Amir Mohareb, president of the York Debating Society and moderator of the canceled debate, was surprised by the late cancellation. “[The YFS executives] were openly excited about the debate and ready to cheer on the side they support in the debate,” he said. He was initially concerned about the plan for the debate and declined the invitation to moderate at first. “We were concerned about the original plan and responded with a list of conditions to make sure it was a fair and proper debate,” said Mohareb. “They [SBA] accepted our terms.”

Mohareb and Fung have both requested a written explanation of the cancellation. Mohareb said there may have been good reason to cancel the debate but he hasn’t heard it yet: “A number of different executives said that a debate on abortion may be inappropriate to hold in the student centre.” Mohareb said that if the cancellation was because of the political issue being discussed, it would be an unacceptable attack on free speech.

However, Mohareb said that the anti-abortion speaker wanted to hand out materials featuring the controversial images.
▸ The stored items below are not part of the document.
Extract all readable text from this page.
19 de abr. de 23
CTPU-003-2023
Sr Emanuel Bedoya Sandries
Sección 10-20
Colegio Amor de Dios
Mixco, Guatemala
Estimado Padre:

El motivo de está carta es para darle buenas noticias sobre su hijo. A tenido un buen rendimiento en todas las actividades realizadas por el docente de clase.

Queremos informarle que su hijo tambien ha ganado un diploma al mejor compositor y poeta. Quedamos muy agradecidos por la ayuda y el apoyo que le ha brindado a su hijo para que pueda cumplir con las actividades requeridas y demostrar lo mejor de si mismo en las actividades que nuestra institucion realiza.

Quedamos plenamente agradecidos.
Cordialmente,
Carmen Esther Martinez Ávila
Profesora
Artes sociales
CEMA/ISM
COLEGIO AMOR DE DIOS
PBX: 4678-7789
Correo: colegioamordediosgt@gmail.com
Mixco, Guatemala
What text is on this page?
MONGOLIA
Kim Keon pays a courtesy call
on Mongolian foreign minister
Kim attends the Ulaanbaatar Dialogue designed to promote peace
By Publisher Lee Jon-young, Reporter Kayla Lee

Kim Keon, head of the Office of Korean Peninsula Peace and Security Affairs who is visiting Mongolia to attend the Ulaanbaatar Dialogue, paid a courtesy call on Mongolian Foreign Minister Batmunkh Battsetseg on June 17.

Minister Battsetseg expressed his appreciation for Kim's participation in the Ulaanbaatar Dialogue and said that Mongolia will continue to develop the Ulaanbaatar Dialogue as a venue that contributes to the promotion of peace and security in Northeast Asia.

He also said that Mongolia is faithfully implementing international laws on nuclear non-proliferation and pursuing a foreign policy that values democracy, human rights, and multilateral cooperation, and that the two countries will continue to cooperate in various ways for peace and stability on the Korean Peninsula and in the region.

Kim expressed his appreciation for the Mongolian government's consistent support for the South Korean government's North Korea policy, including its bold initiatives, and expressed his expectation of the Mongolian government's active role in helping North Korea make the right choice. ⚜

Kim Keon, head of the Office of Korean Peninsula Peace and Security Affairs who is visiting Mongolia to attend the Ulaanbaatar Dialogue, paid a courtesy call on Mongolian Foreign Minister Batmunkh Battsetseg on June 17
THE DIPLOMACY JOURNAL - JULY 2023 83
Mohareb suggested that if the YFS had opposed the debate on the ground of the offensive materials, that might be understandable. But above all, he urged the student government to explain their actions.

But in interview with Maclean’s Massa maintained that it was the topic of the debate that led them to put a stop to it. She repeatedly compared the act of banning abortion to beating women.

Although both sides are deeply entrenched in their positions, the YFS has been somewhat inconsistent on free speech in the last week. The day after the cancellation of the debate, Massa led a delegation of York students to McMaster University to protest what they called an infringement on free speech.

The YFS joined other Toronto students unions in condemning McMaster University and the McMaster Students Union for censoring a poster featuring the controversial phrase “Israeli Apartheid” and a graphic, violent image. At the rally, the Toronto unions accused the university and students union of shutting down free speech at McMaster. They called on McMaster University and students union to allow for absolute free political speech on the campus.

Massa doesn’t see the connection between the two incidents. She said that the censorship at McMaster was about a political issue while the York debate would have amounted to “hate speech.”